Primavera con vista estate e “prova costume” appena dietro l’angolo: meglio cominciare a esercitarsi subito, magari col groove DOC di Jason Kay.
Arriva la primavera e tutti sono impanicati dal profilarsi della fatidica “prova costume” (dall’andazzo imprevedibile, peraltro: ora se non hai un deretano alla Nicki Minaj, sei una sfigata). Cosa c’è di meglio allora che rispolverare il groove di Jason Kay?
Ha quasi cinquant’anni, il furetto di Stretford, ma proprio per questo si ricorda bene che cosa sono stati il funky e la dance music, prima che affogassero tra le spire dei vari David Guetta e Bob Sinclair, e che la “blackness” impallidisse a forza di meticciati iperprodotti e sculettamenti farlocchi alla Drake.
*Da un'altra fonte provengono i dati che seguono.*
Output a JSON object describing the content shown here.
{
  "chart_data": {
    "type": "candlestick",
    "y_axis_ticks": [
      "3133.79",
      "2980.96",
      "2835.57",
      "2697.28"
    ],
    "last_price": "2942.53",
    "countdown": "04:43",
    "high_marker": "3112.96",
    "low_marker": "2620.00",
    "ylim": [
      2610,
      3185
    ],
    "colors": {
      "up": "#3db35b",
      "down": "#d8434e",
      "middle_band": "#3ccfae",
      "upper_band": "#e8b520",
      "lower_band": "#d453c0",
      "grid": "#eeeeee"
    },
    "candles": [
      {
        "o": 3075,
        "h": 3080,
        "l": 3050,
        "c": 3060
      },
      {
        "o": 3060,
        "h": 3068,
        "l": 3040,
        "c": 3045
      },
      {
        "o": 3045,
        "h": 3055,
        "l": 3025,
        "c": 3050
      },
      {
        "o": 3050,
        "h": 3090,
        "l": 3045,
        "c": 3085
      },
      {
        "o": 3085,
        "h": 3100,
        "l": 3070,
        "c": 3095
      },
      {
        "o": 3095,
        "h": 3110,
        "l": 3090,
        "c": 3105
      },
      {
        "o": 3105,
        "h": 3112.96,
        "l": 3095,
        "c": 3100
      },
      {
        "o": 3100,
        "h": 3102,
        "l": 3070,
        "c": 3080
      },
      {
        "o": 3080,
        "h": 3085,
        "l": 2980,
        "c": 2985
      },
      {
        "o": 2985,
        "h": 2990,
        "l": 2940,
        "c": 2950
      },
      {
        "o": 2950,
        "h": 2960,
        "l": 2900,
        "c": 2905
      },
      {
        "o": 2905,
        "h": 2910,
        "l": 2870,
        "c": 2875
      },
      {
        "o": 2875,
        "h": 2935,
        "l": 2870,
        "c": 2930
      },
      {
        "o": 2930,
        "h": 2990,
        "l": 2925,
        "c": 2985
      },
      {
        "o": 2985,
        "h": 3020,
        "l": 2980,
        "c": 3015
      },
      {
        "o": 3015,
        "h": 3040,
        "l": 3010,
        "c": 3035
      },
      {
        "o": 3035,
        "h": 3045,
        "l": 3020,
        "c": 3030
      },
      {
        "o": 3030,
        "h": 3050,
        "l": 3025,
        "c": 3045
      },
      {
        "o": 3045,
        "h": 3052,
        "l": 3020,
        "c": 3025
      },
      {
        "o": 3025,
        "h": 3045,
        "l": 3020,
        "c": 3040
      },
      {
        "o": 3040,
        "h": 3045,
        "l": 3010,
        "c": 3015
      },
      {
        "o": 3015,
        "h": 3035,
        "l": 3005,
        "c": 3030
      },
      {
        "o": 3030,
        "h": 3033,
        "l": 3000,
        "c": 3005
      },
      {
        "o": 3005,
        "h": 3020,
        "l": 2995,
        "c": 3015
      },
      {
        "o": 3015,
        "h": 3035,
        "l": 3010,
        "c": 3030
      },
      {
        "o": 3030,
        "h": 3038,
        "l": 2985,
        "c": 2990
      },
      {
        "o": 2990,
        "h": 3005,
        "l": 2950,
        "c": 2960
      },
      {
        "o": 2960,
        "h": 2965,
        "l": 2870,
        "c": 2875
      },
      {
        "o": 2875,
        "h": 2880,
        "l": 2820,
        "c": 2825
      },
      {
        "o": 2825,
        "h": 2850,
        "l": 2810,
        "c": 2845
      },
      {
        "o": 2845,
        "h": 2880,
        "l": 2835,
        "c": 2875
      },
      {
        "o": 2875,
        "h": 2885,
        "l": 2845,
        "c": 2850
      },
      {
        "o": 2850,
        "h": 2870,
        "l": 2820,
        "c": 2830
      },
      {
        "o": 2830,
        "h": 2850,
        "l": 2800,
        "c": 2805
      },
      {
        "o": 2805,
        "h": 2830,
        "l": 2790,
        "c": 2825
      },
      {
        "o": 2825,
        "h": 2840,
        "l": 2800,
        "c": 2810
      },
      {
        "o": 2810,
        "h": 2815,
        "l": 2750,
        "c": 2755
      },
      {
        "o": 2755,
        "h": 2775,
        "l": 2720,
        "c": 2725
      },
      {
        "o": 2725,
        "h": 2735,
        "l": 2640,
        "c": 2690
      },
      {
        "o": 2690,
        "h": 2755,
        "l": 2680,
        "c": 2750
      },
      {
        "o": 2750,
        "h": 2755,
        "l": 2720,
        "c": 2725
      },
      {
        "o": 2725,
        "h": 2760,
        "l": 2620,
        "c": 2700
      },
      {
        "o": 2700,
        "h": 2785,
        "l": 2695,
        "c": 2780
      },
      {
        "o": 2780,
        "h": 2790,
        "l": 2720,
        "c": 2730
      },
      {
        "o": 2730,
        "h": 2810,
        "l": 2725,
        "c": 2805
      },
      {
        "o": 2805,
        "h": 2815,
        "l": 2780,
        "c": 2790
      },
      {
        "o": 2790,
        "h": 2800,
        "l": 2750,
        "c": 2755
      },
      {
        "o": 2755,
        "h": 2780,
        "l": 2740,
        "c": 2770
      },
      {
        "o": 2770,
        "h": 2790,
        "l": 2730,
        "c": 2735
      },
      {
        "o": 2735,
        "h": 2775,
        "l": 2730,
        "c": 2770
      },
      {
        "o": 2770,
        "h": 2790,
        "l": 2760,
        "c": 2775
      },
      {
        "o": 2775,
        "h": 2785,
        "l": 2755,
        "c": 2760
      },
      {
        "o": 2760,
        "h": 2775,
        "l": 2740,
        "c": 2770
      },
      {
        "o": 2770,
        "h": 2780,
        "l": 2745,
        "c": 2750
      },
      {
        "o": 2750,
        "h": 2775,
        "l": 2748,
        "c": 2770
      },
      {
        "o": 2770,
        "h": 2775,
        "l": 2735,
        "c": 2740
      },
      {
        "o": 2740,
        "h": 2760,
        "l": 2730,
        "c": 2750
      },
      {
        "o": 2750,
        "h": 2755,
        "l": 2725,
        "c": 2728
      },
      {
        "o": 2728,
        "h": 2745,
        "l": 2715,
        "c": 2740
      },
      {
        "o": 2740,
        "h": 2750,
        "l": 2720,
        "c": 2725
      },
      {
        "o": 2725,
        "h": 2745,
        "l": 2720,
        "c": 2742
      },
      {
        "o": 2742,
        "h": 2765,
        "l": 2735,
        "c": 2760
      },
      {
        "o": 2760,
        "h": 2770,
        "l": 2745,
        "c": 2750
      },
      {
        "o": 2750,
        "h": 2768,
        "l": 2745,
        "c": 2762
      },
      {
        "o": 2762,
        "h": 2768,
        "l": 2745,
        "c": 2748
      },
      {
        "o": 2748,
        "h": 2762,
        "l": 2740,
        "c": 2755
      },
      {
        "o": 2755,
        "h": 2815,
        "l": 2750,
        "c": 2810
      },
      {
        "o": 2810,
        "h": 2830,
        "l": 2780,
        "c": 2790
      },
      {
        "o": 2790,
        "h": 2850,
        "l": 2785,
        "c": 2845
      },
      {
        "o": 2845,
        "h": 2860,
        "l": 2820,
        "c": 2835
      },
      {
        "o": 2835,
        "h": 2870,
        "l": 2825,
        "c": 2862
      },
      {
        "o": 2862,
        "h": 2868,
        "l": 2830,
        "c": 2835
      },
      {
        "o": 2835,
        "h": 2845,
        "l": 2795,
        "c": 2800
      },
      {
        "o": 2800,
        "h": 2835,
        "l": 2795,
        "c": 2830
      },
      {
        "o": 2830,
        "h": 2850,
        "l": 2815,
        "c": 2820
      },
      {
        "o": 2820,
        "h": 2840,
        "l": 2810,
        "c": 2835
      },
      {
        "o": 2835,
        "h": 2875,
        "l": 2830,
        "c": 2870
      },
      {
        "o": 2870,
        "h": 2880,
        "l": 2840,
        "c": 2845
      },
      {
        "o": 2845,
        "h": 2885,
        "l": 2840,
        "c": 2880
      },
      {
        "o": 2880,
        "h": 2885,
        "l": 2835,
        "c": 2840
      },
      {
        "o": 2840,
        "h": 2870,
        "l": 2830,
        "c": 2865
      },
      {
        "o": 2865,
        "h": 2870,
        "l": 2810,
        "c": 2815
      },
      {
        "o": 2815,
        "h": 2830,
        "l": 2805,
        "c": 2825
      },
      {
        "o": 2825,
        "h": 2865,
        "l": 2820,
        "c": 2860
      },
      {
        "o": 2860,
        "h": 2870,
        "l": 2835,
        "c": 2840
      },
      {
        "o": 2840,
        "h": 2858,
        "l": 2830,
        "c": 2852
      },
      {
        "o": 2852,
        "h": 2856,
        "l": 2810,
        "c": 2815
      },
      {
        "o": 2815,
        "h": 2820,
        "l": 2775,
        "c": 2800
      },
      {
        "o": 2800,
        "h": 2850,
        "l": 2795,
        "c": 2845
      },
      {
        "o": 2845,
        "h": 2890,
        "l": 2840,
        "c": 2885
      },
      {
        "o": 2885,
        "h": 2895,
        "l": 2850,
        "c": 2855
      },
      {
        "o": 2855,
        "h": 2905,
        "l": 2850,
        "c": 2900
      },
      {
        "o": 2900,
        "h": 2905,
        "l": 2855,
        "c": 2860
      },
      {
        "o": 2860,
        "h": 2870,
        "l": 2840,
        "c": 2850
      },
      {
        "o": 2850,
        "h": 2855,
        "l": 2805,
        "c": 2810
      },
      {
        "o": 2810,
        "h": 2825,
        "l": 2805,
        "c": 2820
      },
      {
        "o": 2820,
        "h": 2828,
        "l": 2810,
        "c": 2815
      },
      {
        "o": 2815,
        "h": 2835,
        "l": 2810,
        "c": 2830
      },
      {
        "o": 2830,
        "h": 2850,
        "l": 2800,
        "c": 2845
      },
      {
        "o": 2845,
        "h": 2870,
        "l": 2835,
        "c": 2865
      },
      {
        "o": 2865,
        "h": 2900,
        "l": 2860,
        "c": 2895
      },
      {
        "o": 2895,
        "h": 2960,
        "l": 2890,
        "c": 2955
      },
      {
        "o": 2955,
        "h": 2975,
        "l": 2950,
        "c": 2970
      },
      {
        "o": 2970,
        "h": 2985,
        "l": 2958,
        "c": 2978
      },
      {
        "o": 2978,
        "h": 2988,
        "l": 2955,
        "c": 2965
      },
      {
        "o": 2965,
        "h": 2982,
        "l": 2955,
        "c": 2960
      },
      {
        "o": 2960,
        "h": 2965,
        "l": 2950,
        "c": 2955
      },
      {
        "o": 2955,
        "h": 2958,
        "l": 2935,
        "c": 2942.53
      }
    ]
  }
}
I Jamiroquai tornano intelligentemente indietro (cosa che fanno dal 1993), proponendo una sonorità non innovativa, ma che sa restituire alle natiche la loro antica dignità. Liberate dalla stretta asfittica delle mutande digitali, esse tornano a ballare libere, scaldate da un brano nato per far muovere anche le salme imbalsamate e dimentiche delle lezioni della Motown e Stax Records.
Come si suol dire: le chiappe arrivano dove la memoria arranca (e, a proposito di memoria, pochi giorni fa è scomparso Toby Smith, ex tastierista della band: RIP).